I have a model deployment which retrain model by scheduler.
Is there any method to know the data drift about the different version model?
For example, DatasetV1 for ModelV1 training, DatasetV2 for ModelV2 training.
The abstract representations for time range is :
DatasetV1 : 1~10, DatasetV2 : 11~20 or 1~20.
How to know dataset for 1~10 and 11~20(1~20) whether drift or not?
hey @Rod, the key point is that it doesn't matter that it is 'training data'. All you need to do is have a trained model then make it predict some new data (in this case the training data used for the other model) and the Data Drift tab will show how the two datasets differ. I am assuming the target is the same for both models?
No worries 🙂 Yes DataRobot can detect data drift between any two datasets. The difference between the two datasets will be shown in the 'Feature Drift vs. Feature Importance chart' and 'Feature Details chart' .
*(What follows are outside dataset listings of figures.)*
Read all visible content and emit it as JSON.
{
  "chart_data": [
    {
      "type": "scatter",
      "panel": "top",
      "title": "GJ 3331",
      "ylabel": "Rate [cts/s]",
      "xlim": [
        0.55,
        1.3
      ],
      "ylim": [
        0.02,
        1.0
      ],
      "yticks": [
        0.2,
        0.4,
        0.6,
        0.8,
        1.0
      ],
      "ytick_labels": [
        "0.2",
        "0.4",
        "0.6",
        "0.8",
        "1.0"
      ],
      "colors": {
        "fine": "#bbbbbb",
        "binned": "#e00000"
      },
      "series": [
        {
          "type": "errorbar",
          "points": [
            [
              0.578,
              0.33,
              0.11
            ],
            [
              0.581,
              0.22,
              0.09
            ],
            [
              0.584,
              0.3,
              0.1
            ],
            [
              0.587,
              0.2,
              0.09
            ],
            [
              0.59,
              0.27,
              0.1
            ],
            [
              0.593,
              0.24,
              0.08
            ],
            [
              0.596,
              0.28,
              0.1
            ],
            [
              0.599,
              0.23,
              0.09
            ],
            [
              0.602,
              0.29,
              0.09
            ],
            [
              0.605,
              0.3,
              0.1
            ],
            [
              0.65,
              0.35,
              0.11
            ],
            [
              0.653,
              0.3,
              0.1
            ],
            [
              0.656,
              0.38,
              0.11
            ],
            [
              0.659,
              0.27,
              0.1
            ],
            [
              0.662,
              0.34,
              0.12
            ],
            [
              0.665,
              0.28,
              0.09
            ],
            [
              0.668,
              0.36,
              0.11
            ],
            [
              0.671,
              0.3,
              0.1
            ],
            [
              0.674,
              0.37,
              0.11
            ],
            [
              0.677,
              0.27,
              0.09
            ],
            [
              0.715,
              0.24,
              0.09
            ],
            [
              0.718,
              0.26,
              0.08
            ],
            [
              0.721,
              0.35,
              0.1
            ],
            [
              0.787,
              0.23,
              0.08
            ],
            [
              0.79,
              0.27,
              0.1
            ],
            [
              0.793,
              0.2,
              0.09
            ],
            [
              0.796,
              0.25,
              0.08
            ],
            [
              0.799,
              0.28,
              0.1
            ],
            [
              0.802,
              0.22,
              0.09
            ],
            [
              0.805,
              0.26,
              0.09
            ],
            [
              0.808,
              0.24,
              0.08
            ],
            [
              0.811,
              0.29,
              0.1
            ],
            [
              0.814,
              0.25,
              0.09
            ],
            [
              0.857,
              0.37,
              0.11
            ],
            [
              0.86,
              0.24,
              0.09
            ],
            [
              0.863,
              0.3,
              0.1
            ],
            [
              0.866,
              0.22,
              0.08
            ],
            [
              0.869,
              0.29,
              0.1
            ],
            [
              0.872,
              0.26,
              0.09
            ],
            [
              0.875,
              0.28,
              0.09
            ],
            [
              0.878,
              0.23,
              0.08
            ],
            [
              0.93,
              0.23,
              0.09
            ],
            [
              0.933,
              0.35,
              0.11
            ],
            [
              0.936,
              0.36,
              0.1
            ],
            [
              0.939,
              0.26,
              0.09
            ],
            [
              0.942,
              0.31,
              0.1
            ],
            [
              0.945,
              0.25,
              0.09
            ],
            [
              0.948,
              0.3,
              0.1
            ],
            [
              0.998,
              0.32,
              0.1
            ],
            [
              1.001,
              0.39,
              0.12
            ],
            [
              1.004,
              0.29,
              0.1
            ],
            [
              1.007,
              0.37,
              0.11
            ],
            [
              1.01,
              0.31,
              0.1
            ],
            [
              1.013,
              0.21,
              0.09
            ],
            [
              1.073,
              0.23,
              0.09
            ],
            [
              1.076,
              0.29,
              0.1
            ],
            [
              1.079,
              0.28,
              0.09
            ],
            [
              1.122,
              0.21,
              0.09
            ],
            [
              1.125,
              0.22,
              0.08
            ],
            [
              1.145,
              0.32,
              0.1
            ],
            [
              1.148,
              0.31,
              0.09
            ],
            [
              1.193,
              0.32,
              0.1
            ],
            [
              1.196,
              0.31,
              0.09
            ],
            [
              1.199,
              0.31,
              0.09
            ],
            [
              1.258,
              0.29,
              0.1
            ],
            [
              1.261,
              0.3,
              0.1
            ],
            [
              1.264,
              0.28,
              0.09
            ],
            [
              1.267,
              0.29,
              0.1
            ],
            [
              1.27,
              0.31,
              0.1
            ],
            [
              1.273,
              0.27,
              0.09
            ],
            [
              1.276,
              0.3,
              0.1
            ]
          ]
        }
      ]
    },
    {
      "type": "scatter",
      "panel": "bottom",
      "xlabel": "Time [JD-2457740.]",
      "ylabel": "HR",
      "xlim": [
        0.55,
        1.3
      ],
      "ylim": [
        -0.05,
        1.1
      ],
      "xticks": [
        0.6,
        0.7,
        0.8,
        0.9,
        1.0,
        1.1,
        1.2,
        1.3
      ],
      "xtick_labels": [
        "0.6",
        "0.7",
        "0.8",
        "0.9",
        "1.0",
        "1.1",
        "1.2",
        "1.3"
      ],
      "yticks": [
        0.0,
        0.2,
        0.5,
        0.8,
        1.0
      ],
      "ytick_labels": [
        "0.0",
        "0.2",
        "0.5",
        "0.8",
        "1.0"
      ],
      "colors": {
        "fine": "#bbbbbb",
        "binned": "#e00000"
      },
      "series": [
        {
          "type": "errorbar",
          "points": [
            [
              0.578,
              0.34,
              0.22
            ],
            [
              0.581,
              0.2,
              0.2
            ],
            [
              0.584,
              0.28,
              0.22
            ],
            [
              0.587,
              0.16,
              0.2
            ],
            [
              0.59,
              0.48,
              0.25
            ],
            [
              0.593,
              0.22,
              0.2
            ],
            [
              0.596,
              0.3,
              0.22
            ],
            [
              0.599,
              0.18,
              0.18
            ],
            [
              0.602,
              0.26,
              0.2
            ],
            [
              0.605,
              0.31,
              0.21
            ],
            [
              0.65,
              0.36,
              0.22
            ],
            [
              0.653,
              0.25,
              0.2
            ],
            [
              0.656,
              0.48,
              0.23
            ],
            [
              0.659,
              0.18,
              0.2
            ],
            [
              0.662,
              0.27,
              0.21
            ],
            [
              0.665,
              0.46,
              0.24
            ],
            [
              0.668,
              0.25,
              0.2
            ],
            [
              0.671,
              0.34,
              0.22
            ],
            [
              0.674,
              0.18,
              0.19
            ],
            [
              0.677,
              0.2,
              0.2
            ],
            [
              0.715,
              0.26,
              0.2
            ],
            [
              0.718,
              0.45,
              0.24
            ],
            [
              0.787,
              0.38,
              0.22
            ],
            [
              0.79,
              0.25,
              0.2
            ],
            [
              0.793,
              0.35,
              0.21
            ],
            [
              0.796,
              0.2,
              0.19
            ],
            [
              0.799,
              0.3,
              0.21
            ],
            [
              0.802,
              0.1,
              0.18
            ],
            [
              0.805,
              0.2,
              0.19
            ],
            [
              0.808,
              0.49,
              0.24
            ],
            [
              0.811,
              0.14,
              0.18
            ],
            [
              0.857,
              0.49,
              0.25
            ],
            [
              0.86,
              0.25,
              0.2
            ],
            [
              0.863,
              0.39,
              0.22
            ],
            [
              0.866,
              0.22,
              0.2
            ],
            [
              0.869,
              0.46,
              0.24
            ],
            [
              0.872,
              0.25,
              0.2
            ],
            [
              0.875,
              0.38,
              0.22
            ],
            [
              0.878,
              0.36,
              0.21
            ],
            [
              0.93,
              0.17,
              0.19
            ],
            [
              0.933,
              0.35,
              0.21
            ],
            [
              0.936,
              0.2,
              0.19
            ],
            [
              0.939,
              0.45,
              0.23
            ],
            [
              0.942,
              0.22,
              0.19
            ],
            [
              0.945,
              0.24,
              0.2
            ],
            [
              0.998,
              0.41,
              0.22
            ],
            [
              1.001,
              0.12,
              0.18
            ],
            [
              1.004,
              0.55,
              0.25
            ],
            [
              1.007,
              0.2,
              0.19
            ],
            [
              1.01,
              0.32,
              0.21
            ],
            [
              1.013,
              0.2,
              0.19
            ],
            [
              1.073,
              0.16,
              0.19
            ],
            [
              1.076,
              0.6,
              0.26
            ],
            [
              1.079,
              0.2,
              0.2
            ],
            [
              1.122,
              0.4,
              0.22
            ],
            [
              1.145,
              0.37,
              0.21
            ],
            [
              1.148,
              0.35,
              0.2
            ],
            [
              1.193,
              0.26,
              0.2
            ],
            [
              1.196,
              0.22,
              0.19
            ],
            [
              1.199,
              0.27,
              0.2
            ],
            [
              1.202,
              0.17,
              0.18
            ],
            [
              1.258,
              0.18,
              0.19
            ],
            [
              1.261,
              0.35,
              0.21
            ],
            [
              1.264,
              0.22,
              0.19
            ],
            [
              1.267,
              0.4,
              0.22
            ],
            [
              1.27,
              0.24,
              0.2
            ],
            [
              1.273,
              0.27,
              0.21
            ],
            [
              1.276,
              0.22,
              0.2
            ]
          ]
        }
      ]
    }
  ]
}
@IraWatt Thanks for your replying.
This is typo error, hope you don't mind this 🙂
The dataset timeline is 1,2,3 .... 18, 19, 20. From the old to the new.
As stated above, ModelV1 predict 10~20 and ModelV2 predict 20~30.
Therefore, clarifying this question : "detect data drift from two training data."
Is it feasible on DataRobot?
Hi @Rod , can you clarify what you mean by 'mothed'? Data Drift is calculated by comparing the training data to the prediction data (also known as inference data). Drift is specific to the training data used so for ModelV2 trained on 11~20 to monitor drift it would need to predict 1~10 and vice versa, ModelV1 trained on 1~10 would need to predict 11~20.